My data set is: 60 wells, 4 frames, 2 colors (480 16-bit images, 11MB each). The CP pipeline is very simple: Identify the nuclei after smoothing, then measure the 2 channels and export the data

I am running this on a 2.7GHz 12-core Xeon E5 MacPro, 1TB SSD, 64GB RAM (1866MHz). CP takes full advantage of the available cores (24 workers maxing out the CPUs)

The two issues I have are:

  1. Overheating memory chips: two of the memory chips are overheating rapidly (>100C). The same happens on a 2nd machine (identical configuration), but it does not happen when I use other CPU- and memory-intense programs such as ImageJ. I realize that this is basically a hardware issue, but I was wondering if there was a way to alter how memory is managed by CP without sacrificing speed?

  2. Slow speed relative to CPU usage: even when running 24 workers (with no displays showing) the processing speed still seems slow (about 4 minutes with CP using 100% of the CPU compared to 46 seconds with ImageJ (equivalent ImageJ script; running 6 instances in parallel, using ~90% of CPU; running just 1 instance of ImageJ takes ~3min and uses <25% of the CPU). Due to the overheating issue, the most workers I can use for continuous processing is about 6, resulting in a ~12 minute processing time.

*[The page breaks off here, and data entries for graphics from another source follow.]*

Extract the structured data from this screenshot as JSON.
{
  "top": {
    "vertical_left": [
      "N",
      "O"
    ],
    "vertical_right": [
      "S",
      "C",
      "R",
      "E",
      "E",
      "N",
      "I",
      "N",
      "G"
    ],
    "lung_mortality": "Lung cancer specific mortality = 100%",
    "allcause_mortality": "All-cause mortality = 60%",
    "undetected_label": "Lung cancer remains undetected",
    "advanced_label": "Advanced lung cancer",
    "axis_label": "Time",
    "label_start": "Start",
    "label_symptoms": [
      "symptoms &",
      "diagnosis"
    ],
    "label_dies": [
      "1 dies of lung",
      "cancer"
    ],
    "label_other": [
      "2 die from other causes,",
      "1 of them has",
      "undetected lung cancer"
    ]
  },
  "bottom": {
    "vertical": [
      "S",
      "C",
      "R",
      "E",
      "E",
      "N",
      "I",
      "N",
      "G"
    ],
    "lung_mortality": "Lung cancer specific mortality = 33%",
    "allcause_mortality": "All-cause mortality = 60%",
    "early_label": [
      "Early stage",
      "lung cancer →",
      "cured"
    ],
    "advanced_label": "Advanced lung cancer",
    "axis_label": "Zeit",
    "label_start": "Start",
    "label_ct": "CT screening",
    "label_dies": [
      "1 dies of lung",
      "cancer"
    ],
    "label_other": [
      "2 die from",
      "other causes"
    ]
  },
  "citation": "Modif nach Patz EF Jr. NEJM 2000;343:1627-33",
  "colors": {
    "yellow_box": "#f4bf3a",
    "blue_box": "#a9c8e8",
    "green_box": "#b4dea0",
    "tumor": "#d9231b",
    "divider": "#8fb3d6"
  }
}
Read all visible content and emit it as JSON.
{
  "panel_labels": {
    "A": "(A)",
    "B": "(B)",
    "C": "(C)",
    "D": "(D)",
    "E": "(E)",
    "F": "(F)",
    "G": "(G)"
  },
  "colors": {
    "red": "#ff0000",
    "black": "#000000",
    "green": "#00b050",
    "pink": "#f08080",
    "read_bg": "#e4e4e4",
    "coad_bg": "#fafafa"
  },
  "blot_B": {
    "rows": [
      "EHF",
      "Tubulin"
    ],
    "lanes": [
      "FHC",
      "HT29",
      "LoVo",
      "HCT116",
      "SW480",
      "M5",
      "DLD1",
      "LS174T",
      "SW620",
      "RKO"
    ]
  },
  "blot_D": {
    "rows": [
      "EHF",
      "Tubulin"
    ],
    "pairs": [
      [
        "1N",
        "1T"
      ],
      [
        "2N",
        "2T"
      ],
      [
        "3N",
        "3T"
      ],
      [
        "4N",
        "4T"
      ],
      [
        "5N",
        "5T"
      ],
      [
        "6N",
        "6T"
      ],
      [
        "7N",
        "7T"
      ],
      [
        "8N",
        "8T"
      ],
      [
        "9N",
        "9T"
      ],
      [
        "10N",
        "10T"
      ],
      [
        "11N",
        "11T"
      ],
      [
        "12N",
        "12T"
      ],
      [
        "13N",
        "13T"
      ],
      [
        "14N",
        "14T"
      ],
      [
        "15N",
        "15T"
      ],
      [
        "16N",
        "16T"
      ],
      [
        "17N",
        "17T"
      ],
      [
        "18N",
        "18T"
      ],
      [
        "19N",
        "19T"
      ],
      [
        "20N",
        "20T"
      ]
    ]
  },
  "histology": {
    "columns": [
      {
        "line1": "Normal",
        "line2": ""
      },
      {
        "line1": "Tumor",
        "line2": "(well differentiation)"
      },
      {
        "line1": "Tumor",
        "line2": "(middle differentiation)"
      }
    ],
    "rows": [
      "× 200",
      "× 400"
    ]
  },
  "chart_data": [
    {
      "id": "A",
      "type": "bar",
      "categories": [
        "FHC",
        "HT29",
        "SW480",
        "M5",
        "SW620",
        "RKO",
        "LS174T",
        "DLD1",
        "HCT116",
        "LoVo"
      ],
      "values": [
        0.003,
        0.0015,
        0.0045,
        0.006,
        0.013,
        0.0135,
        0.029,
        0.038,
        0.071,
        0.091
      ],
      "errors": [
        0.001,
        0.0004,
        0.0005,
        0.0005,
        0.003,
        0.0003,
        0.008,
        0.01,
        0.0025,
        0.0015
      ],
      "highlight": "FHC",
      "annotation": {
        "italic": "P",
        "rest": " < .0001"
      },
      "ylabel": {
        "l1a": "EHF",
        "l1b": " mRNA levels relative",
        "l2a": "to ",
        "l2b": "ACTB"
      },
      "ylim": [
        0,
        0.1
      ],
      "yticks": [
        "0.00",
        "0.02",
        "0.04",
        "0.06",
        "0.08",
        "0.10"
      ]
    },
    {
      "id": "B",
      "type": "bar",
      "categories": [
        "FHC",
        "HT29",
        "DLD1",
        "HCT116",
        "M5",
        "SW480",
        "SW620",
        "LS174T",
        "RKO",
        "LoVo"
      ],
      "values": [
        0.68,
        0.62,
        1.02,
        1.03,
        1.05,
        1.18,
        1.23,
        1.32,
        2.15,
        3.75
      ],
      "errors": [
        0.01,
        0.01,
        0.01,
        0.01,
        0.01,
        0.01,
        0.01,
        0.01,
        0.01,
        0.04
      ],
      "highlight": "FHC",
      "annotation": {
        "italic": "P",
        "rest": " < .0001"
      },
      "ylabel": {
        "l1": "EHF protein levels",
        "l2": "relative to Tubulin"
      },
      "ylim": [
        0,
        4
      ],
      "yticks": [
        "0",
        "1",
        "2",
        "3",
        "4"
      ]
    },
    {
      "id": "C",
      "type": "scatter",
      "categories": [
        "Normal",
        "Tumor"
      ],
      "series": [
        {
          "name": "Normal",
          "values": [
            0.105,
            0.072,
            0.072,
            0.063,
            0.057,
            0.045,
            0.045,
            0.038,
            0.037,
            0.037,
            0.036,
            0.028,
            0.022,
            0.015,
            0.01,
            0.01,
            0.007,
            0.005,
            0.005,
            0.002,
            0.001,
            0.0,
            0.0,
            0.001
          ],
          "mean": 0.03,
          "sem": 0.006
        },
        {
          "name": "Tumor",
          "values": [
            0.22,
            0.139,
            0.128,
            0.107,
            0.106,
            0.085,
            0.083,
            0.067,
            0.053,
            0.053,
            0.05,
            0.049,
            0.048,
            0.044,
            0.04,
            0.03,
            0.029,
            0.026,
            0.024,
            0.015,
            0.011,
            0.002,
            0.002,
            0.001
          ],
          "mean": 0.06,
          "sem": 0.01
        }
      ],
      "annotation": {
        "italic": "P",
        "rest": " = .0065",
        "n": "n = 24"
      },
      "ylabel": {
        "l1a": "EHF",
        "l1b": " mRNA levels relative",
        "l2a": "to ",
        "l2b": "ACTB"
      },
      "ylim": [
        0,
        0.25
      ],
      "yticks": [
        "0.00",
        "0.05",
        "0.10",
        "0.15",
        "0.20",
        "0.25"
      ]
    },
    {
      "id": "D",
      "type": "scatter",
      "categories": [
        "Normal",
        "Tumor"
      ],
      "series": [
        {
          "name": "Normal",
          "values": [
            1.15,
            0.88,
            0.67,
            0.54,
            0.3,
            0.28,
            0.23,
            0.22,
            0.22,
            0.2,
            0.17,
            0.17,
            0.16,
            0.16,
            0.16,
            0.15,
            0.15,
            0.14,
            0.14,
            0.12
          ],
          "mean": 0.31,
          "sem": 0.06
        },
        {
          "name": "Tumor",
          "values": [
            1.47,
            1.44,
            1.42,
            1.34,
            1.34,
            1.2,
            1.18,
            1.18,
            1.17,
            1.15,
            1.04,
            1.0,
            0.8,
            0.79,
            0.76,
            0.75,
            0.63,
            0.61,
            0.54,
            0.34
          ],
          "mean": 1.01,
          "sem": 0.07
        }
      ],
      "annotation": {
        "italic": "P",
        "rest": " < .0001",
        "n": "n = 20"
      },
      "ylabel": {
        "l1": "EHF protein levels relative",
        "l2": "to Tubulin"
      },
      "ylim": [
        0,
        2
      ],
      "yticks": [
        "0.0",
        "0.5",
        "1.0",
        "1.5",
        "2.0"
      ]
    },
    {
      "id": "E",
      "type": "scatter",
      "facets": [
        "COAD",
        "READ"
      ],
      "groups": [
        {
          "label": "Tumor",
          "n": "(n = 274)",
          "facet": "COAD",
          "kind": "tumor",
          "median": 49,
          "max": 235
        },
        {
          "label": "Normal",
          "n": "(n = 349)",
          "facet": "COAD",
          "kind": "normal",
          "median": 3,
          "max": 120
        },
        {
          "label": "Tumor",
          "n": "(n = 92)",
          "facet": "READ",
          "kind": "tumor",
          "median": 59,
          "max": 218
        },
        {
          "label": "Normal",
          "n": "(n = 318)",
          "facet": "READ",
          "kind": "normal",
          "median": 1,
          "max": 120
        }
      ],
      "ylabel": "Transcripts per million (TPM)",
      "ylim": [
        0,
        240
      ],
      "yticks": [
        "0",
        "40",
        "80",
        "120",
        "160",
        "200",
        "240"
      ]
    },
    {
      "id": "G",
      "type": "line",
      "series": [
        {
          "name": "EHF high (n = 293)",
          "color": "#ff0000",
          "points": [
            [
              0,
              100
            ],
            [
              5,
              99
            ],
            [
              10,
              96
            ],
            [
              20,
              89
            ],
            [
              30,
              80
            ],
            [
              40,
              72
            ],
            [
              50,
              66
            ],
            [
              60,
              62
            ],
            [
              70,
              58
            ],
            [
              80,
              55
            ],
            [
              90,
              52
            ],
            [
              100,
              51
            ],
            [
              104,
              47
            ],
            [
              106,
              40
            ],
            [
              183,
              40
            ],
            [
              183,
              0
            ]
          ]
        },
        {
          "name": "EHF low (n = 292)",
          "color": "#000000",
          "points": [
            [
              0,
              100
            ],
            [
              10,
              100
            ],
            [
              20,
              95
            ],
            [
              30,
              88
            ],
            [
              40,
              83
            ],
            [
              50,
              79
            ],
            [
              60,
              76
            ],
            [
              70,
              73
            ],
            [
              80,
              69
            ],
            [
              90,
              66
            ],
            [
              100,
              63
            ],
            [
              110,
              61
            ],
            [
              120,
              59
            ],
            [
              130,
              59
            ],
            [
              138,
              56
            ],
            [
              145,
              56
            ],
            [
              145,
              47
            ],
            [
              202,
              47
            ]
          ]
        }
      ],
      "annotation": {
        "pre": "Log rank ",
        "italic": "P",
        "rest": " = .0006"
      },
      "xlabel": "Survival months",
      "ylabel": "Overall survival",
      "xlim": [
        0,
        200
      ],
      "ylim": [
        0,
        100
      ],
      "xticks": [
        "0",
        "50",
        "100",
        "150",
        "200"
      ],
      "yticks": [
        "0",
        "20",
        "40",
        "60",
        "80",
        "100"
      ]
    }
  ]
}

I am aware the reducing the image size would make things easier, but ImageJ can deal with the large images very efficiently, so it seems to be a software issue as well. Any suggestions?

test.cppipe (10.2 KB)

Hi, thanks for the analysis.

I think you’re right about it being a software issue. We’ve tried to make our algorithms take an amount of time and memory proportional to the image size or at worst O(N log N) in software terms, but we could pay more attention to memory usage and there are many opportunities for optimization. CellProfiler represents pixels using 64-bit floating-point values whereas ImageJ often operates with a much more limited memory footprint, sacrificing generality for efficiency. We do have time allocated in the current phase of our grant to address some of this and the upcoming 2.1.2 release (which you can try out out from the trunk-builds page: cellprofiler.org/cgi_bin/trunk_build.cgi) has a cacheing strategy that flushes images and objects from memory after each module execution and that might help.

With regard to segmentation of nuclei - CellProfiler may be doing more work than ImageJ. IdentifyPrimaryObjects runs a watershed algorithm that is expensive in both time and memory consumption if you separate touching objects. ImageJ may just be identifying connected components (also done by IdentifyPrimaryObjects). Turning off hole filling and object splitting will save about 33% in processing time. We may be computing more measurements as well.

Pragmatically, there is a balance between memory and cores used, although 6 cores / 10GB per core is worse than I’d expect for a simple pipeline and any reasonably-sized image. Hopefully this will improve in the future.